Une cheville tordue, un gonflement qui disparaît, et l’affaire semble classée. Sauf que six mois plus tard surviennent des douleurs lombaires, une gêne à rester assis ou debout, parfois des tensions dans la nuque et les épaules. Ce qui ressemblait à une blessure bénigne a modifié la façon de marcher — et la mécanique du corps entier en subit les conséquences.
Le cas est banal, ce qui le rend intéressant. Une jeune femme se fait une entorse, attend que ça dégonfle, reprend sa vie normale. Six mois passent. Apparaissent alors des raideurs dans le bas du dos, un inconfort lors des stations prolongées, puis des douleurs cervicales. L’exercice physique n’y change presque rien. Personne ne fait le lien avec la cheville.
L’effet de compensation
Le principe est simple. Quand la douleur ou l’instabilité modifie la démarche, les autres articulations prennent le relais. Genoux, hanches, bas du dos, jusqu’à la nuque et aux épaules encaissent des contraintes pour lesquelles ils ne sont pas prévus. À la longue, des douleurs apparaissent, loin du point d’origine.
Le praticien cite un adage de la médecine chinoise : « bouge un cheveu, et le corps entier s’en ressent ».
Quand une blessure de cheville ne guérit toujours pas au bout de six mois ou d’un an, la cause est le plus souvent un défaut d’alignement musculo-squelettique, estime-t-il. Un alignement correct répartit les forces de manière homogène dans l’articulation ; à défaut, la gêne se rappelle à chaque pas.
Il évoque le cas d’un patient immobilisé par un plâtre : une fois celui-ci retiré, os et tissus mous environnants nécessitaient encore un travail d’ajustement avant que la guérison soit complète.
Certaines subluxations discrètes de la cheville n’apparaissent pas nettement à la radiographie ; la palpation devient alors nécessaire. La méthode consiste à comparer les deux côtés à deux mains. Zones sensibles, tensions ou tissu cicatriciel peuvent signaler une récupération incomplète.

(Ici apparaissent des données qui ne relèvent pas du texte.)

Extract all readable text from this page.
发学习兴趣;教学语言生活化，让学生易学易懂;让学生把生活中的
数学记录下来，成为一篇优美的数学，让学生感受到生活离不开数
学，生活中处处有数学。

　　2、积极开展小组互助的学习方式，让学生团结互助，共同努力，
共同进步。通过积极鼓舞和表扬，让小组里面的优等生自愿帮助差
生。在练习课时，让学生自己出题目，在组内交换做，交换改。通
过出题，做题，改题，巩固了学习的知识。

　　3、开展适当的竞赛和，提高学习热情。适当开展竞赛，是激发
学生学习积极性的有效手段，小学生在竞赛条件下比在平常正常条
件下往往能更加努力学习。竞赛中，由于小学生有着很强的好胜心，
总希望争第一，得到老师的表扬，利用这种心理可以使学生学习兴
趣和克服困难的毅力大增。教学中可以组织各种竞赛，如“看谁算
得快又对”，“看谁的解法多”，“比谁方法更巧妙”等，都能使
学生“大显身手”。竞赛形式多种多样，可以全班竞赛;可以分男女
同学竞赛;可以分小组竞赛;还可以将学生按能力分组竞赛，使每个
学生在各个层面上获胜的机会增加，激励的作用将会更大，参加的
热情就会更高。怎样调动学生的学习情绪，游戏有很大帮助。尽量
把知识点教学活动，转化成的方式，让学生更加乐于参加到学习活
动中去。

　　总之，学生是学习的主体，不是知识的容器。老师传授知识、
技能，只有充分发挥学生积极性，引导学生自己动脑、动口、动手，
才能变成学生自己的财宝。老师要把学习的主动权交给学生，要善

Pourquoi on se refait une entorse
C’est l’un des points les plus utiles de son propos : les entorses à répétition s’expliquent largement par d’anciennes blessures mal guéries.
Quand la cheville reste instable, le corps compense — en développant du tissu cicatriciel supplémentaire et en modifiant ses schémas de mouvement pour soutenir l’articulation. Ce tissu supplémentaire stabilise un peu, mais il ne fait pas partie de la structure normale de la cheville et ne supporte pas correctement le point de contrainte. Résultat : l’articulation se tord d’autant plus facilement, au sport comme dans la vie quotidienne.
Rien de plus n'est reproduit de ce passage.